Former air deputy helped Wheeler threaten Calif.

By Maxine Joselow | 12/16/2019 01:38 PM EST

Emails obtained under the Freedom of Information Act show the role former EPA deputy air chief Clint Woods played in helping Administrator Andrew Wheeler with his threats to revoke California's highway funds.

Emails obtained under the Freedom of Information Act show the role former EPA deputy air chief Clint Woods played in helping Administrator Andrew Wheeler with his threats to revoke California's highway funds. Claudine Hellmuth/E&E News(illustration); EPA(Woods and Wheeler); FOIA(email documents); SnazzyMaps(map)

This story was updated at 5:34 p.m. EST.

Newly released emails shed more light on the key role played by a former EPA political appointee in Administrator Andrew Wheeler’s threat to revoke California’s highway funds.

At issue is Wheeler’s September letter to the California Air Resources Board in which he threatened to revoke the state’s highway funds over its alleged failure to comply with the Clean Air Act (Greenwire, Sept. 24).


The emails show that Clint Woods, the former deputy EPA air chief, played a pivotal role in gathering data to back up Wheeler’s claims — data that was criticized as inaccurate by CARB and California Democrats.

E&E News obtained the emails through a Freedom of Information Act request to EPA Region 9, which covers the Pacific Southwest.

In his letter to CARB, Wheeler wrote that California had "failed to carry out its most basic tasks under the Clean Air Act" and had "the worst air quality in the United States."

To bolster his claims, the EPA chief asserted that the Golden State had "82 nonattainment areas and 34 million people living in areas that do not meet National Ambient Air Quality Standards — more than twice as many people as any other state in the country."

Mere hours after Wheeler sent his letter, EPA’s press office began fielding questions about the accuracy of the 82 figure.

"Do you have a list of the 82 nonattainment areas? I get a different count when I look here," wrote a reporter for Bloomberg Environment, linking to EPA’s own data set.

EPA’s press office sprung into high gear after receiving several more inquiries.

"The press office wants us to provide a response to the questions of how we got the 82 non-attainment areas," Isabel DeLuca, deputy director of communications in the air office, wrote to colleagues.

In the quest to track down the figure’s origins, all signs pointed to Woods.

DeLuca wrote that Woods had created an Excel spreadsheet "that shows how they got the number."

Corey Mocka, a physical scientist at EPA, similarly told colleagues: "Looks like Clint used an August 5 email from Matt Lakin to develop his 82 number." Lakin is chief of planning in EPA Region 9’s air office.

Mocka added, "[EPA Communications Director] John Millett wrote a short statement for the 5 pm press deadline, but [the Office of Air Quality Planning and Standards] still needs to compare Clint’s spreadsheets and develop a response to the 82 areas question.
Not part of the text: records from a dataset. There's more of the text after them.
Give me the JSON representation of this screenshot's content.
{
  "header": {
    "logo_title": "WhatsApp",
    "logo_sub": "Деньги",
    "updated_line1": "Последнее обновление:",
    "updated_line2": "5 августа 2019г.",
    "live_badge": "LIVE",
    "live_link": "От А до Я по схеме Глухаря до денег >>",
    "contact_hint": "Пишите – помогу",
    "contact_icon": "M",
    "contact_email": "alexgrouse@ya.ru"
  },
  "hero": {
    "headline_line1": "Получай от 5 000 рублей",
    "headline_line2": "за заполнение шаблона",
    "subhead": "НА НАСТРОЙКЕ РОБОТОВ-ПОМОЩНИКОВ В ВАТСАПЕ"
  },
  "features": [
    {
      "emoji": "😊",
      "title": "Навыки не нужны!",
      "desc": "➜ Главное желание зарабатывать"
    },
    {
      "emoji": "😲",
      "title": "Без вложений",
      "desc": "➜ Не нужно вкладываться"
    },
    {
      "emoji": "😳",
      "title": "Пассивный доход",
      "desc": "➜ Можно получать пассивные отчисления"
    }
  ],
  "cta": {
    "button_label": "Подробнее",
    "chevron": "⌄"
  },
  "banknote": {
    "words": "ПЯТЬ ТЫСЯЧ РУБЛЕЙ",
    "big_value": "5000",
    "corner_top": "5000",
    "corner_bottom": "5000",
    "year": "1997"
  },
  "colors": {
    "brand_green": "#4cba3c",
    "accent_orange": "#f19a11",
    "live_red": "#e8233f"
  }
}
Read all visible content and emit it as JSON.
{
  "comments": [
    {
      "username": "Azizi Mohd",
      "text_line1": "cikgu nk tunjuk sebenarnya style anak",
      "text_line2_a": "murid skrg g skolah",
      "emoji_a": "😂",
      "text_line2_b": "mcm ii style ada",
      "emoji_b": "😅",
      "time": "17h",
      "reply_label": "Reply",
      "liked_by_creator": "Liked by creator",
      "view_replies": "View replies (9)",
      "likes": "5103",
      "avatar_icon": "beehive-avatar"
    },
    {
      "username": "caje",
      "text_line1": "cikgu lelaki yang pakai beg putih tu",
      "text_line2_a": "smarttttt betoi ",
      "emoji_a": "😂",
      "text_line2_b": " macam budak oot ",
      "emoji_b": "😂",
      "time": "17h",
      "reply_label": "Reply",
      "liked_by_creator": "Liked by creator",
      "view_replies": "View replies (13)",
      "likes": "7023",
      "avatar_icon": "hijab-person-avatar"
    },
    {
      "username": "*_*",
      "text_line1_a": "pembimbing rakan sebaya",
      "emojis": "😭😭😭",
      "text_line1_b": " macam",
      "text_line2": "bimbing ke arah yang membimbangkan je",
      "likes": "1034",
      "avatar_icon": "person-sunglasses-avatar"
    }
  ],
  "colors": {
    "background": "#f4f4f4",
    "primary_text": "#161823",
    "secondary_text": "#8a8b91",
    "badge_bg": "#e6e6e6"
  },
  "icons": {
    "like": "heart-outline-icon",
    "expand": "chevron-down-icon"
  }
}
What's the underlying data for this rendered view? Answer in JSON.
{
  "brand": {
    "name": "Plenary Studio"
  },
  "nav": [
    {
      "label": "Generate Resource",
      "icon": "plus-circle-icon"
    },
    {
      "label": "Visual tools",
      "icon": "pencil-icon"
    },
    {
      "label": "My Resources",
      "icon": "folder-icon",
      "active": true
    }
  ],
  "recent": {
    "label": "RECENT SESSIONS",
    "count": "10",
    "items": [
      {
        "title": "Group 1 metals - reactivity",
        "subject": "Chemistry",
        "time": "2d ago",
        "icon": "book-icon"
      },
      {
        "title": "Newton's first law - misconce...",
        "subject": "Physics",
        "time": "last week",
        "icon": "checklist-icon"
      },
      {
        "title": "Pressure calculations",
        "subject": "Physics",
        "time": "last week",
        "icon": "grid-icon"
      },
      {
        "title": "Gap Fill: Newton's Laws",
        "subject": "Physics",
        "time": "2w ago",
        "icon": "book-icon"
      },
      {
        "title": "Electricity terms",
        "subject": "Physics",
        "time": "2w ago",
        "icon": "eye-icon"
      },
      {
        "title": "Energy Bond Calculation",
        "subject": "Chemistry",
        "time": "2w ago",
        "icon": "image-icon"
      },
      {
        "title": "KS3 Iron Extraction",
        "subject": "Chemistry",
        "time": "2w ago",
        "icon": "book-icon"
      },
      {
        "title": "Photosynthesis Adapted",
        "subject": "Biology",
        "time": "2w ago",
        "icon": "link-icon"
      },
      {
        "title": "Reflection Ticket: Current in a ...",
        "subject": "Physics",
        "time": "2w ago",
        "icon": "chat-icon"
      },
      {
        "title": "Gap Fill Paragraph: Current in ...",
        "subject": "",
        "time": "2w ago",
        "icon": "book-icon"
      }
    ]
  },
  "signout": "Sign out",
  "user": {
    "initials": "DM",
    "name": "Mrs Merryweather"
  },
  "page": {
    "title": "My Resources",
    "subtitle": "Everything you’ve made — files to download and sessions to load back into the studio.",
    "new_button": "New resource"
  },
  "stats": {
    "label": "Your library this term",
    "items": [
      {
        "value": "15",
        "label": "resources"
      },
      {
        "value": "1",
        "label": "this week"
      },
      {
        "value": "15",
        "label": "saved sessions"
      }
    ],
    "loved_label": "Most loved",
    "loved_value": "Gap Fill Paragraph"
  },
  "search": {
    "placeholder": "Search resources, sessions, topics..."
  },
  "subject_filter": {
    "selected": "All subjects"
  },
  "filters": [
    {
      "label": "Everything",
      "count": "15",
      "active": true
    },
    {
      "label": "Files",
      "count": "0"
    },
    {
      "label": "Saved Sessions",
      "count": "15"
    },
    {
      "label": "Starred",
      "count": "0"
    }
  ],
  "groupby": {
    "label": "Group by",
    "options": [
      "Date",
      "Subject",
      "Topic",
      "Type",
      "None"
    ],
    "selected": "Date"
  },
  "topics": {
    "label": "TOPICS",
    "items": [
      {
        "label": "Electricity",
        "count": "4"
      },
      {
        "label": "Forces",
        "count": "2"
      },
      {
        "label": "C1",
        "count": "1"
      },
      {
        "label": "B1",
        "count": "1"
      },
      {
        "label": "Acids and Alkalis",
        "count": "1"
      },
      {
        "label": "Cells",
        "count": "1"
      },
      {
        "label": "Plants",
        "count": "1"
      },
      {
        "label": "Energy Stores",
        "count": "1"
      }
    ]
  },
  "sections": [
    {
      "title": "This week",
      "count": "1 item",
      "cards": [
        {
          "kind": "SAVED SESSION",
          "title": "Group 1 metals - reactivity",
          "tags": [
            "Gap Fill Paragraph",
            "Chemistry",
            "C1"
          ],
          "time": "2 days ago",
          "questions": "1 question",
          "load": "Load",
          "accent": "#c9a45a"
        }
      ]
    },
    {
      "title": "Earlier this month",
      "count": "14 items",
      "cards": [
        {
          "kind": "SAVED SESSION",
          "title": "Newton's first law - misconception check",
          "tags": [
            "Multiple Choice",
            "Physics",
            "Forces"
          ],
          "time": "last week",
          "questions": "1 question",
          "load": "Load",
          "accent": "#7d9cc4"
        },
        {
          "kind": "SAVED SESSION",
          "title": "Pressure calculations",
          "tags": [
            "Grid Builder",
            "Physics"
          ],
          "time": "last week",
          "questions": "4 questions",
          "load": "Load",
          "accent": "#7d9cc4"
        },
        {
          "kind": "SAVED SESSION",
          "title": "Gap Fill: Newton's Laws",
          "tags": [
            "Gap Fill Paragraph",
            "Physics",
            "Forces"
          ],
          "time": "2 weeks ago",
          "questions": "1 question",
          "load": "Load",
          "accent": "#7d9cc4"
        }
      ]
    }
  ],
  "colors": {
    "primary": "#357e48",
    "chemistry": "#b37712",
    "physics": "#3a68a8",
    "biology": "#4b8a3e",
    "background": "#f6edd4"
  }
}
It keeps coming up."

The issue eventually caught the attention of Democratic lawmakers on Capitol Hill.

Last month, California Democrats on the House Energy and Commerce Committee took issue with Woods’ math in a letter to EPA’s Office of Inspector General requesting an investigation into the matter (E&E News PM, Nov. 25).

"The letter incorrectly references 82 nonattainment areas in the state of California," the lawmakers wrote. "As CARB has pointed out, in arriving at this number, EPA at times counted one single area repeatedly and included sovereign tribal communities for which the state is not responsible."

They concluded: "When accounting for these miscalculations, the number of nonattainment areas is actually 20, far fewer than the original estimate of 82."

Woods has attracted controversy since leaving the agency in October.

After taking a job at Ohio State University, Woods faced pushback last month from some students and faculty, who questioned his role in industry-backed efforts to ease air pollution regulations and limit EPA’s use of science (Greenwire, Nov. 22).

Asked for comment, EPA spokesman Michael Abboud said in an emailed statement to E&E News: "EPA Region 9 has been working with EPA headquarters and will continue to work with them to bring California into compliance while delivering environmental and health protections to the tens of millions of its residents. Unlike previous administrations that were complacent with noncompliance, this administration will not let these serious environmental failures languish. California faces significant environmental issues that need to be addressed."

Abboud added, "I would also like to point out that this is a dumb story."

Woods didn’t respond to a request for comment over the weekend.

Clarification: This story previously stated that EPA Administrator Andrew Wheeler’s assertion about the number of nonattainment areas in California was "roundly" criticized. It was criticized largely by the California Air Resources Board and California Democrats.